Die Verschiebung der Mittellinie gehört zu den am häufigsten bemerkten Abweichungen in der Zahnposition.2 Nicht zuletzt durch die Inflationen an fotografischen Selbstporträts bemerken junge Patienten gehäufter diese Stellungsabweichung. Die Ursache dieser nicht nur kosmetischen Einschränkung ist mit zahlreichen Fehlstellungen assoziiert. Zur Korrektur der Mittellinie werden in der traditionellen Kieferorthopädie intermaxilläre Gummizüge, sequenzielle Extraktionen, Hebelarme oder asymmetrische Gaumenbügel empfohlen. Durch den Einsatz der skelettalen Verankerung hat sich die Korrektur der Mittellinie im Oberkiefer vereinfacht bzw. verbessert.
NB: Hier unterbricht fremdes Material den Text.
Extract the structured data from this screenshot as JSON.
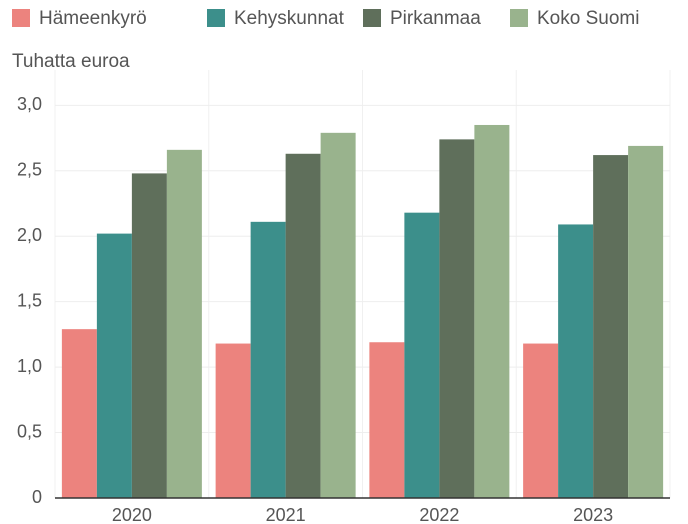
{
  "chart_data": {
    "type": "bar",
    "y_label": "Tuhatta euroa",
    "categories": [
      "2020",
      "2021",
      "2022",
      "2023"
    ],
    "series": [
      {
        "name": "Hämeenkyrö",
        "color": "#ec837e",
        "values": [
          1.29,
          1.18,
          1.19,
          1.18
        ]
      },
      {
        "name": "Kehyskunnat",
        "color": "#3c8f8b",
        "values": [
          2.02,
          2.11,
          2.18,
          2.09
        ]
      },
      {
        "name": "Pirkanmaa",
        "color": "#5f6f5b",
        "values": [
          2.48,
          2.63,
          2.74,
          2.62
        ]
      },
      {
        "name": "Koko Suomi",
        "color": "#99b38d",
        "values": [
          2.66,
          2.79,
          2.85,
          2.69
        ]
      }
    ],
    "ylim": [
      0,
      3.27
    ],
    "yticks": [
      0,
      {
        "value": 0.5,
        "label": "0,5"
      },
      {
        "value": 1,
        "label": "1,0"
      },
      {
        "value": 1.5,
        "label": "1,5"
      },
      {
        "value": 2,
        "label": "2,0"
      },
      {
        "value": 2.5,
        "label": "2,5"
      },
      {
        "value": 3,
        "label": "3,0"
      }
    ],
    "grid": true,
    "legend": "top"
  }
}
Denn Zähne, deren Stellung nicht verändert werden soll, müssen nicht mehr für die dentoalveoläre Verankerung herangezogen werden und bleiben so an ihrem Platz. Somit kann man davon ausgehen, dass diese unerwünschten Begleiterscheinungen weitestgehend ausgeschlossen werden können. Es lassen sich Extraktionen vermeiden. Bei den hier gezeigten vier Patienten war zur Korrektur der Abweichung der oberen Mittellinie die unilaterale Distalisation das Kernstück der Therapie. Der Weg dorthin kann vielfältig sein. Effizienz ergibt sich, wenn das Ziel mit geringem zeitlichem und materiellem Aufwand in kurzer Zeit und ohne ernsthafte Nebenwirkungen erreicht wird.
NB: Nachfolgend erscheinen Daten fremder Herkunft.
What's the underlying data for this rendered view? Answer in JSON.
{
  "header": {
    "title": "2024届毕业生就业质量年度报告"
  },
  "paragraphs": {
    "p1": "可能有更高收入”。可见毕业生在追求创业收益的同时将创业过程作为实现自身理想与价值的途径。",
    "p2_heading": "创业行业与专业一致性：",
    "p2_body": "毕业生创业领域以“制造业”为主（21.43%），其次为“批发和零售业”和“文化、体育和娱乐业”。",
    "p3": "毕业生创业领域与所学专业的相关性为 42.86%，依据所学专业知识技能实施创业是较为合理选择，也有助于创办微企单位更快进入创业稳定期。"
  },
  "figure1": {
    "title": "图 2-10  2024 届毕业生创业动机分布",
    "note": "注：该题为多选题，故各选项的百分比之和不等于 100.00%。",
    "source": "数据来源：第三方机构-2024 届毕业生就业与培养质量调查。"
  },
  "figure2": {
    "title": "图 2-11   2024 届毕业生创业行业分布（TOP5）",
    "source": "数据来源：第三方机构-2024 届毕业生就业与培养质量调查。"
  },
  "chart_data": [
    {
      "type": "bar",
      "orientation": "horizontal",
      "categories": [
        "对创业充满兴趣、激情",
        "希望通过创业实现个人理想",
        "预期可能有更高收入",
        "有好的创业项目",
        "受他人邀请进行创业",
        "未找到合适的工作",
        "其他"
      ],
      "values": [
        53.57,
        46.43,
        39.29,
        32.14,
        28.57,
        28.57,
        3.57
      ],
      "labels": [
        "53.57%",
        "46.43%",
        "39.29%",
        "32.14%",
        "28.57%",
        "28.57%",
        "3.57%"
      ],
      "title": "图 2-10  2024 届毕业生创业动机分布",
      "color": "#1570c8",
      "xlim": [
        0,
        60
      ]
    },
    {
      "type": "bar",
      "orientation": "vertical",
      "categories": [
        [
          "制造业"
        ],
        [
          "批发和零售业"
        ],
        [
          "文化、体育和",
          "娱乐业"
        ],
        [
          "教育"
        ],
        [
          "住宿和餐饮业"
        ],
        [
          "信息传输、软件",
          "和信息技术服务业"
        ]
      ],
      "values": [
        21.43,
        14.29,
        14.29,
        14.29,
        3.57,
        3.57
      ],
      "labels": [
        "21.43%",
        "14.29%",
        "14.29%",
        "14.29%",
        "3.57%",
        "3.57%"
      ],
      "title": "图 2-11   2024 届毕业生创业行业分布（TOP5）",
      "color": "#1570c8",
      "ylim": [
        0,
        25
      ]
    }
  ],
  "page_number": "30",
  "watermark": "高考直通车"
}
Die Frage ist, wie kann man z. B. die unilaterale Distalisation der oberen Molaren und die Korrektur der Mittellinie durch das horizontale Verschieben von Zähnen effizient gestalten? Dafür sind vier Dinge wichtig bzw. anzustreben:

  • eine kontinuierliche Kraftapplikation in Höhe des Widerstandszentrums über 24 Stunden
  • körperliche Bewegung der Zähne
  • eine Verankerung ohne unerwünschte Nebenwirkungen, wie bei den dentoalveolär verankerten Geräten
  • kein Wechsel der Apparatur während der Behandlung.
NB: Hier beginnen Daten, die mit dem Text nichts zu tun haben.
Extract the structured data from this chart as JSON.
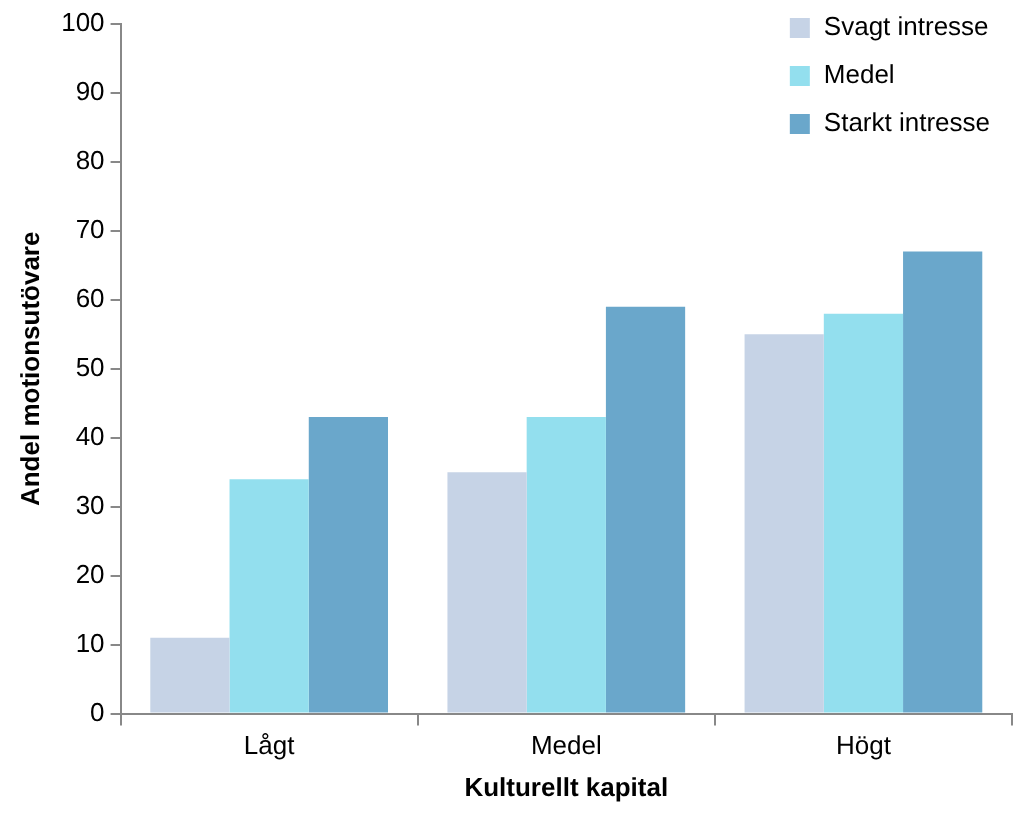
{
  "chart_data": {
    "type": "bar",
    "xlabel": "Kulturellt kapital",
    "ylabel": "Andel motionsutövare",
    "categories": [
      "Lågt",
      "Medel",
      "Högt"
    ],
    "series": [
      {
        "name": "Svagt intresse",
        "color": "#c6d3e6",
        "values": [
          11,
          35,
          55
        ]
      },
      {
        "name": "Medel",
        "color": "#93dfee",
        "values": [
          34,
          43,
          58
        ]
      },
      {
        "name": "Starkt intresse",
        "color": "#6aa7cb",
        "values": [
          43,
          59,
          67
        ]
      }
    ],
    "ylim": [
      0,
      100
    ],
    "yticks": [
      0,
      10,
      20,
      30,
      40,
      50,
      60,
      70,
      80,
      90,
      100
    ],
    "grid": false,
    "legend": "top right"
  }
}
Die erste Forderung ist nur durch eine von der Mitarbeit des Patienten unabhängige, also festsitzende Apparatur, zu realisieren.7 Festsitzende, dentoalveolär verankerte Apparaturen sind zwar Compliance-unabhängig, haben aber einige unerwünschte Nebenwirkungen. Hierzu zählt in erster Linie das Nachlassen der Verankerung infolge von unerwünschten Zahnbewegungen. Dies kann nicht nur während der Distalisation der Molaren, sondern auch während der Verschiebung der notwendigen Zähne zur Beseitigung der Abweichung der Mittellinie auftreten.7

Die von der Distalisationsfeder ausgehenden reziproken Kräfte wirken auf die Verankerungseinheit. Sie sind der Auslöser dieser Probleme. Dies lässt sich z. B. durch eine mesiale Bewegung sowie ein Kippen der Eckzähne und der ersten und/oder der zweiten Prämolaren erkennen sowie auch durch eine Anteinklination der Frontzähne und einen vergrößerten Überbiss. Aber auch an den zu distalisierenden Molaren lassen sich unerwünschte Nebenwirkungen feststellen. Je nach biomechanischem System findet ein Kippen bzw. eine Rotation in distale Richtung statt.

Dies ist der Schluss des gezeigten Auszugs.